This weekend, another Budget looms large, the last before we leave the EU. As Brexit consumes Westminster, domestic priorities, such as the burning injustices Theresa May so powerfully articulated when she became Prime Minister, have taken a back seat. This has been to the detriment of families on low incomes, a clear majority of whom backed the vote to Leave. They have been tightening their belts for years and most are yet to see their earnings recover following the financial crash.
But the burning injustice of in-work poverty is one that cannot be left untouched for any longer. Last week a leaked letter revealed 40 Conservative MPs and peers – some of them reportedly ministers – wrote to the Government warning it must restore £2 billion of funding to Universal Credit work allowances. The work allowances operate like a personal tax allowance, the amount families can keep of their earnings before support
to top up low wages begins to be withdrawn.

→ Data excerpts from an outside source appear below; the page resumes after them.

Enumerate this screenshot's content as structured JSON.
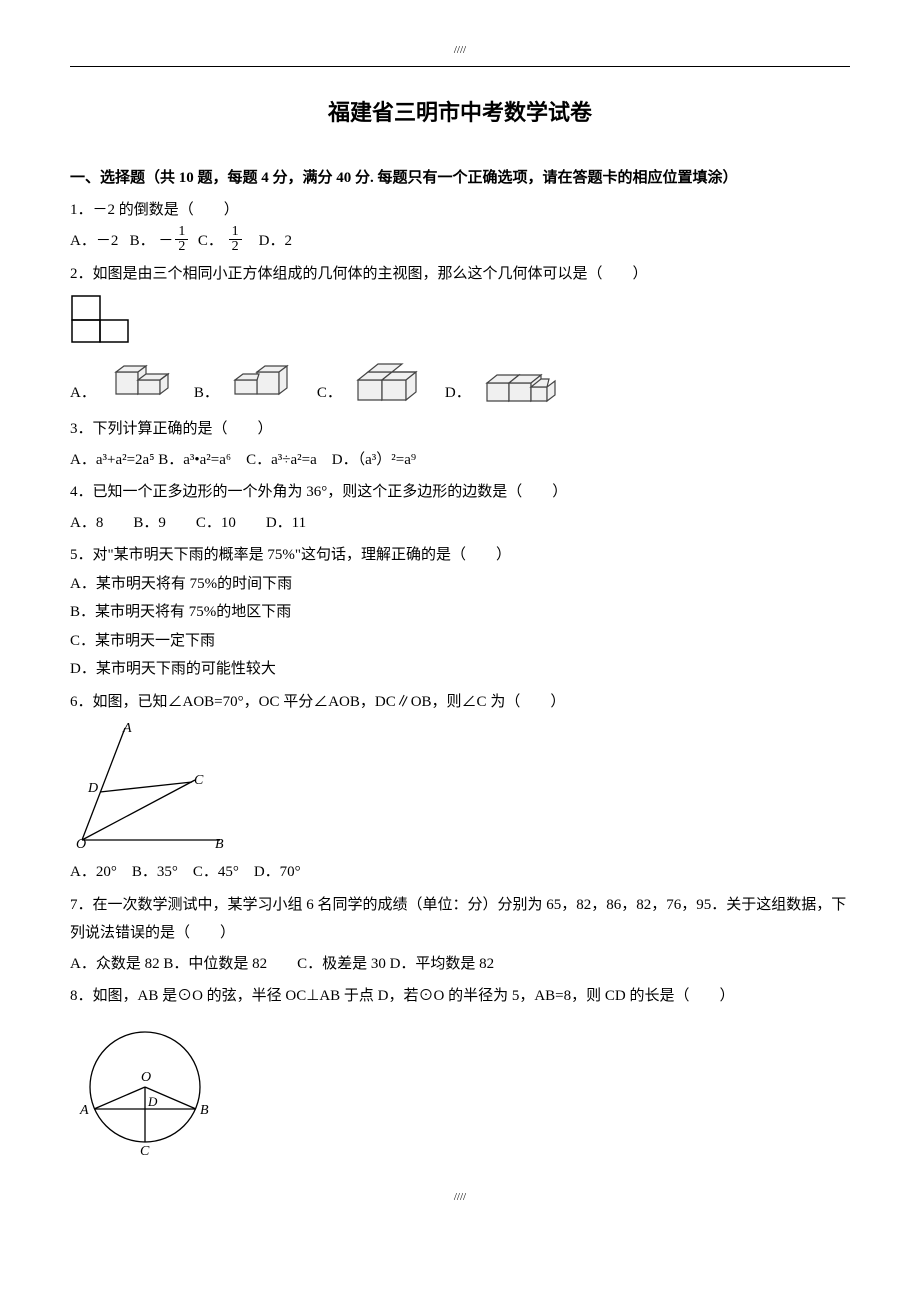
{
  "header_mark": "////",
  "title": "福建省三明市中考数学试卷",
  "section1_heading": "一、选择题（共 10 题，每题 4 分，满分 40 分. 每题只有一个正确选项，请在答题卡的相应位置填涂）",
  "q1": {
    "text": "1．－2 的倒数是（　　）",
    "A": "A．－2",
    "B": "B．",
    "C": "C．",
    "D": "D．2"
  },
  "frac_neg_half": {
    "num": "1",
    "den": "2"
  },
  "frac_half": {
    "num": "1",
    "den": "2"
  },
  "q2": {
    "text": "2．如图是由三个相同小正方体组成的几何体的主视图，那么这个几何体可以是（　　）"
  },
  "labels": {
    "A": "A．",
    "B": "B．",
    "C": "C．",
    "D": "D．"
  },
  "q3": {
    "text": "3．下列计算正确的是（　　）",
    "optsLine": "A．a³+a²=2a⁵ B．a³•a²=a⁶　C．a³÷a²=a　D．（a³）²=a⁹"
  },
  "q4": {
    "text": "4．已知一个正多边形的一个外角为 36°，则这个正多边形的边数是（　　）",
    "optsLine": "A．8　　B．9　　C．10　　D．11"
  },
  "q5": {
    "text": "5．对\"某市明天下雨的概率是 75%\"这句话，理解正确的是（　　）",
    "A": "A．某市明天将有 75%的时间下雨",
    "B": "B．某市明天将有 75%的地区下雨",
    "C": "C．某市明天一定下雨",
    "D": "D．某市明天下雨的可能性较大"
  },
  "q6": {
    "text": "6．如图，已知∠AOB=70°，OC 平分∠AOB，DC∥OB，则∠C 为（　　）",
    "optsLine": "A．20°　B．35°　C．45°　D．70°"
  },
  "q7": {
    "text": "7．在一次数学测试中，某学习小组 6 名同学的成绩（单位：分）分别为 65，82，86，82，76，95．关于这组数据，下列说法错误的是（　　）",
    "optsLine": "A．众数是 82 B．中位数是 82　　C．极差是 30 D．平均数是 82"
  },
  "q8": {
    "text": "8．如图，AB 是⊙O 的弦，半径 OC⊥AB 于点 D，若⊙O 的半径为 5，AB=8，则 CD 的长是（　　）"
  },
  "footer_mark": "////"
}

George Osborne’s decision to cut these allowances in a Budget three years ago has caused a political headache at the worst possible time for his successor, with Universal Credit in the headlines for problems with the roll out. Added to this, the work allowance cuts will only serve to swell the UK’s rising tide of in-work poverty, as analysis for the Joseph Rowntree Foundation shows.
Low wages, high housing costs and the changes to benefits made by Osborne have imposed a major drag on the living standards of people on the lowest incomes, negating policy achievements such as strong employment and the National Living Wage. Now, in-work poverty is rising faster than employment. More and more people are finding that work is not providing a route out of poverty: low pay and scarce progression prospects are becoming the hallmark of the jobs miracle for people stuck at the bottom.

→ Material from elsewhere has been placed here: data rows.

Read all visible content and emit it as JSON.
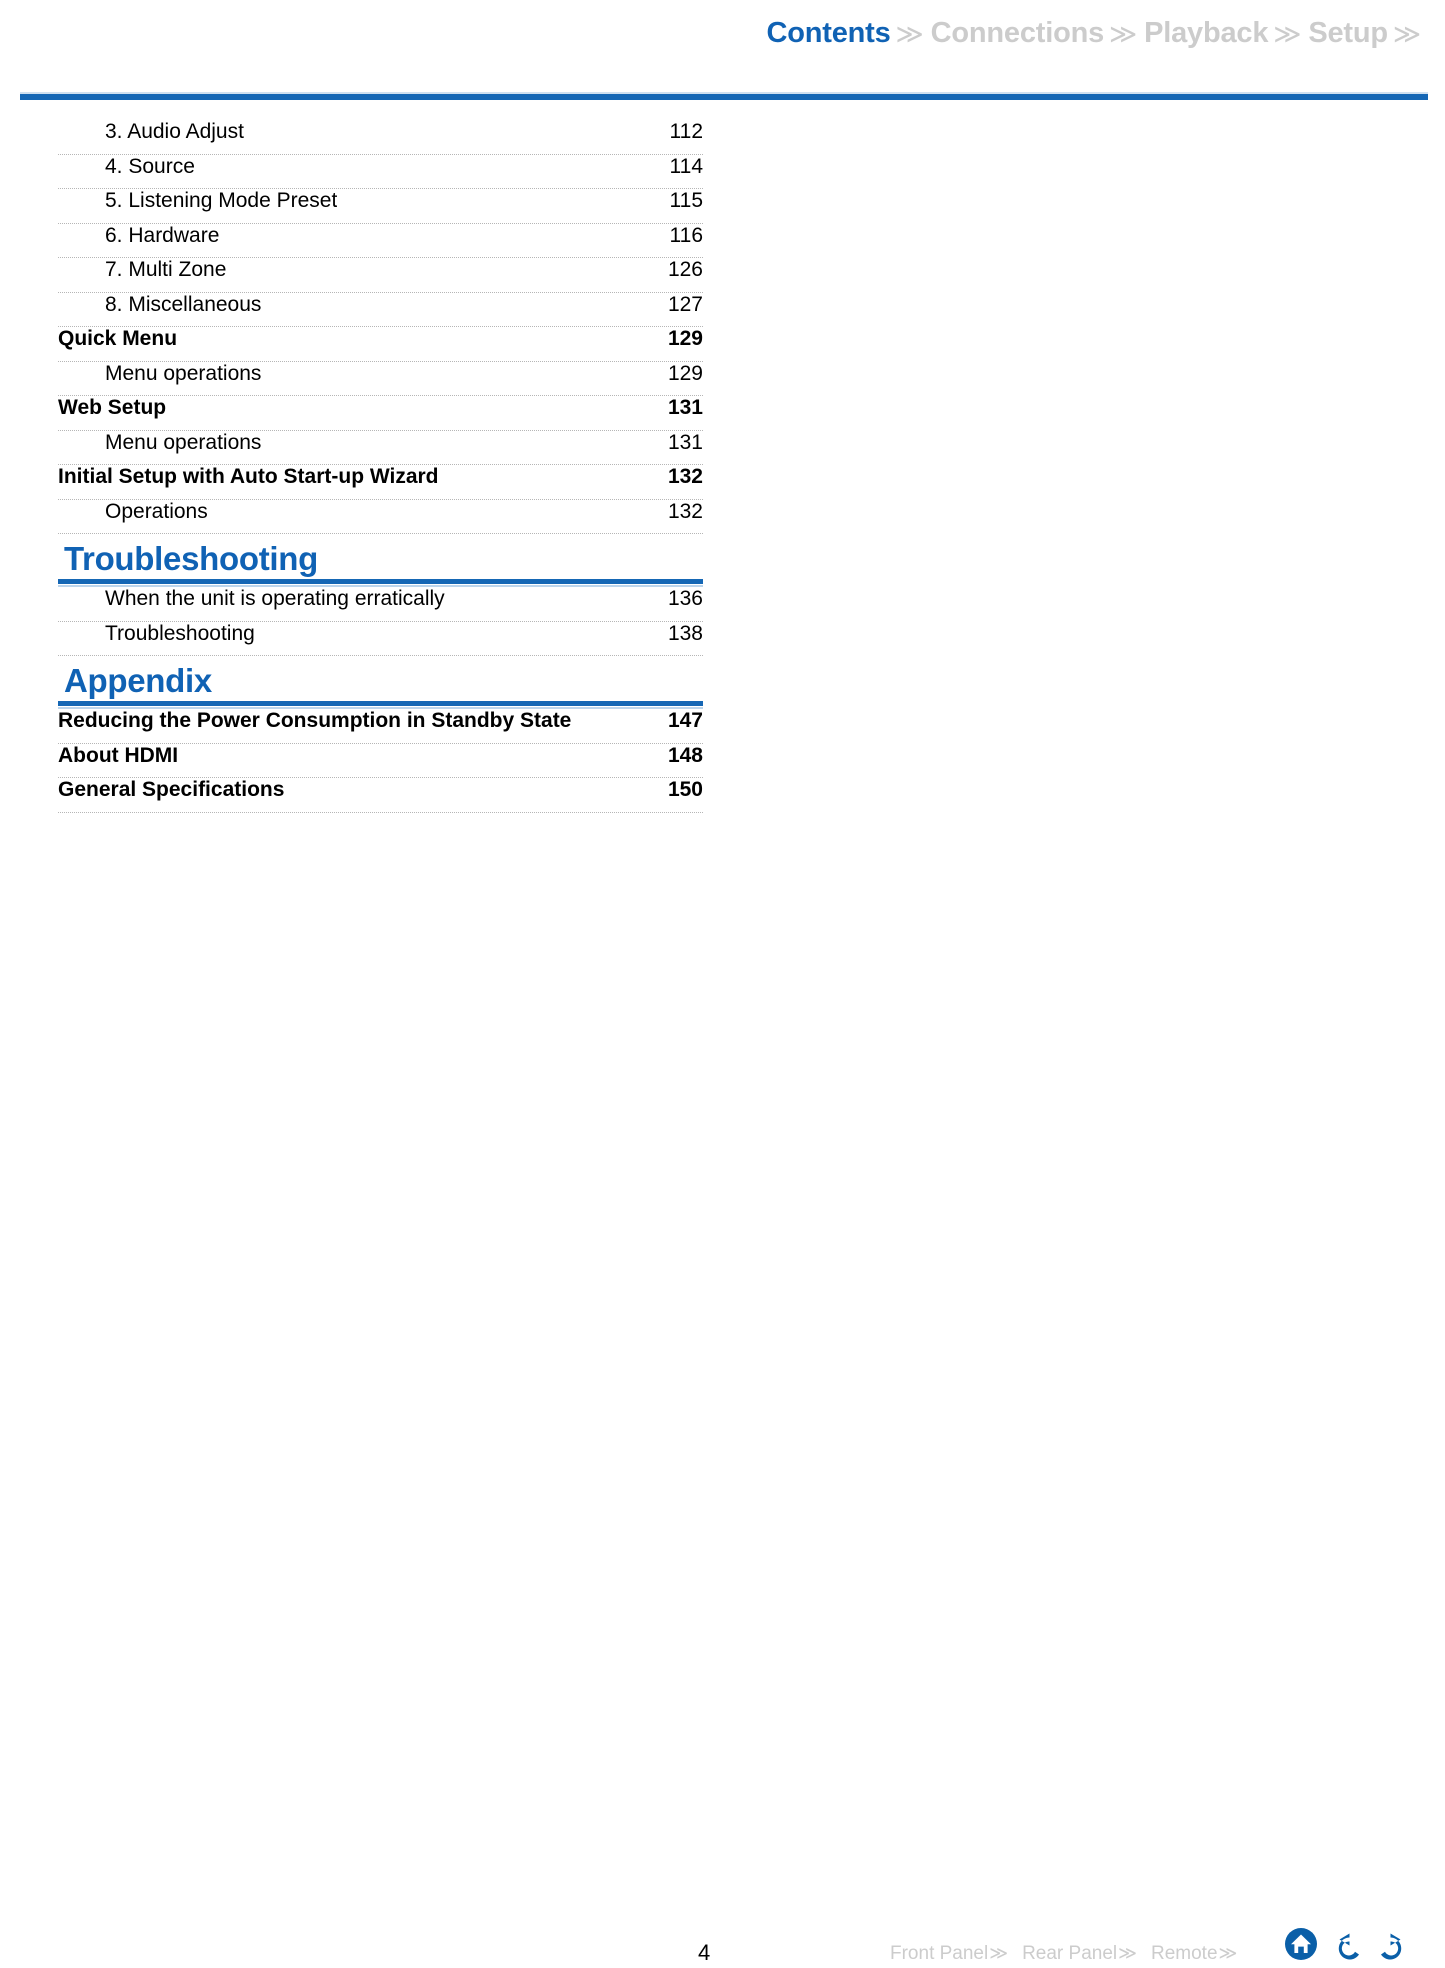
{
  "colors": {
    "accent_blue": "#1062b4",
    "rule_blue": "#1567b5",
    "rule_light_blue": "#bcd5ec",
    "inactive_gray": "#cccccc",
    "dotted_gray": "#b6b6b6"
  },
  "top_nav": {
    "items": [
      {
        "label": "Contents",
        "state": "active",
        "chevron": "≫"
      },
      {
        "label": "Connections",
        "state": "inactive",
        "chevron": "≫"
      },
      {
        "label": "Playback",
        "state": "inactive",
        "chevron": "≫"
      },
      {
        "label": "Setup",
        "state": "inactive",
        "chevron": "≫"
      }
    ]
  },
  "toc": {
    "blocks": [
      {
        "kind": "rows",
        "rows": [
          {
            "level": 2,
            "title": "3. Audio Adjust",
            "page": "112"
          },
          {
            "level": 2,
            "title": "4. Source",
            "page": "114"
          },
          {
            "level": 2,
            "title": "5. Listening Mode Preset",
            "page": "115"
          },
          {
            "level": 2,
            "title": "6. Hardware",
            "page": "116"
          },
          {
            "level": 2,
            "title": "7. Multi Zone",
            "page": "126"
          },
          {
            "level": 2,
            "title": "8. Miscellaneous",
            "page": "127"
          },
          {
            "level": 1,
            "title": "Quick Menu",
            "page": "129"
          },
          {
            "level": 2,
            "title": "Menu operations",
            "page": "129"
          },
          {
            "level": 1,
            "title": "Web Setup",
            "page": "131"
          },
          {
            "level": 2,
            "title": "Menu operations",
            "page": "131"
          },
          {
            "level": 1,
            "title": "Initial Setup with Auto Start-up Wizard",
            "page": "132"
          },
          {
            "level": 2,
            "title": "Operations",
            "page": "132"
          }
        ]
      },
      {
        "kind": "section",
        "title": "Troubleshooting",
        "rows": [
          {
            "level": 2,
            "title": "When the unit is operating erratically",
            "page": "136"
          },
          {
            "level": 2,
            "title": "Troubleshooting",
            "page": "138"
          }
        ]
      },
      {
        "kind": "section",
        "title": "Appendix",
        "rows": [
          {
            "level": 1,
            "title": "Reducing the Power Consumption in Standby State",
            "page": "147"
          },
          {
            "level": 1,
            "title": "About HDMI",
            "page": "148"
          },
          {
            "level": 1,
            "title": "General Specifications",
            "page": "150"
          }
        ]
      }
    ]
  },
  "footer": {
    "page_number": "4",
    "links": [
      {
        "label": "Front Panel",
        "chevron": "≫"
      },
      {
        "label": "Rear Panel",
        "chevron": "≫"
      },
      {
        "label": "Remote",
        "chevron": "≫"
      }
    ],
    "icons": [
      {
        "name": "home-icon",
        "title": "Home"
      },
      {
        "name": "back-arrow-icon",
        "title": "Back"
      },
      {
        "name": "forward-arrow-icon",
        "title": "Forward"
      }
    ]
  }
}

The good news for Phillip Hammond is Monday provides an opportunity to begin to right the wrong of in-work poverty by reforming Universal Credit. If the chatter inside the Commons tearooms and bars isn’t enough to persuade the Treasury, then it should listen to the resounding verdict of people on low incomes and their hopes and expectations for post-Brexit Britain.
Whatever the final deal, the public believes that after March 2019 the government will have more power to shape the country. After nearly a decade of being asked to make hard sacrifices in the wake of the financial crash, working families struggling to make ends meet are impatient for higher living standards and better public services.
Research we conducted with NatCen showed low income households’ main priorities after Brexit are to improve public services and create more and better jobs. What’s telling is when people are asked about government control over these priorities, a majority believe that government will have more control over the economy (57%), and almost four in 10 think the same about control over unemployment and the NHS.
But while people think the Government will have more control, they are not confident it will be used to create an economy that works for everyone. People are relatively pessimistic about the implications of Brexit for the lives of people on low incomes, even when asked to think about the position in ten years’ time. Just over a quarter expect it to be easier to find a better job, while fewer than a fifth believe life will become easier – or there will be fewer people struggling to make ends meet.
This shows the precarious path the Government and anyone hoping to lead it in the future must tread: reconciling people’s high expectations and dealing with their day-to-day concerns. Not to mention doing it at a time when public finances and political tempers are strained. It means Theresa May’s signal at the Conservative Party conference that the end of austerity was in sight must be used wisely. That’s why the Government should use Monday’s Budget to use any additional spending to allow families to keep more of their earnings by increasing the work allowances in Universal Credit.
We all believe work should be the route out of poverty, and that if you work hard, you should be able to make ends meet. But the relentless rise of in-work poverty risks fatally undermining this. As one working mother in Rochdale put it to us in a recent focus group:
“So, the more money you earn from working, the less benefits you get. It’s like taking it out of one pocket to put it in the other pocket and you’re just not benefiting, are you? In the long run, you’re just more tired, you’re not seeing your children as much, you’re more stressed out – and for what, really? Because you’re earning that money and then they’re taking it off you.”
It is hardly surprising people feel dissatisfied and disillusioned with the way the system is designed. Universal Credit should ease the constraints of crippling costs and low wages, and offer a platform from which people can build a better life.
Increasing the work allowances to their original level for families with children would put more money into the pockets of some 4.9 million parents and children in working poverty.
Acting in the Budget would give many a boost to their incomes a week after Brexit, when the new tax years kicks in. It would be a significant first step to delivering the kind of change many voted for. As we leave the EU in March 2019, there remain three years until the next General Election in 2022.
With the public demanding action, three more years of standing still will not do. If we are to deliver a post-Brexit Britain that works for people on low incomes, this means taking steps to tackle in-work poverty in the Budget, not just secure favourable trade terms and return to business as usual. After years of stagnant living standards, low income households will know the end of austerity is in sight when they feel it in their pockets.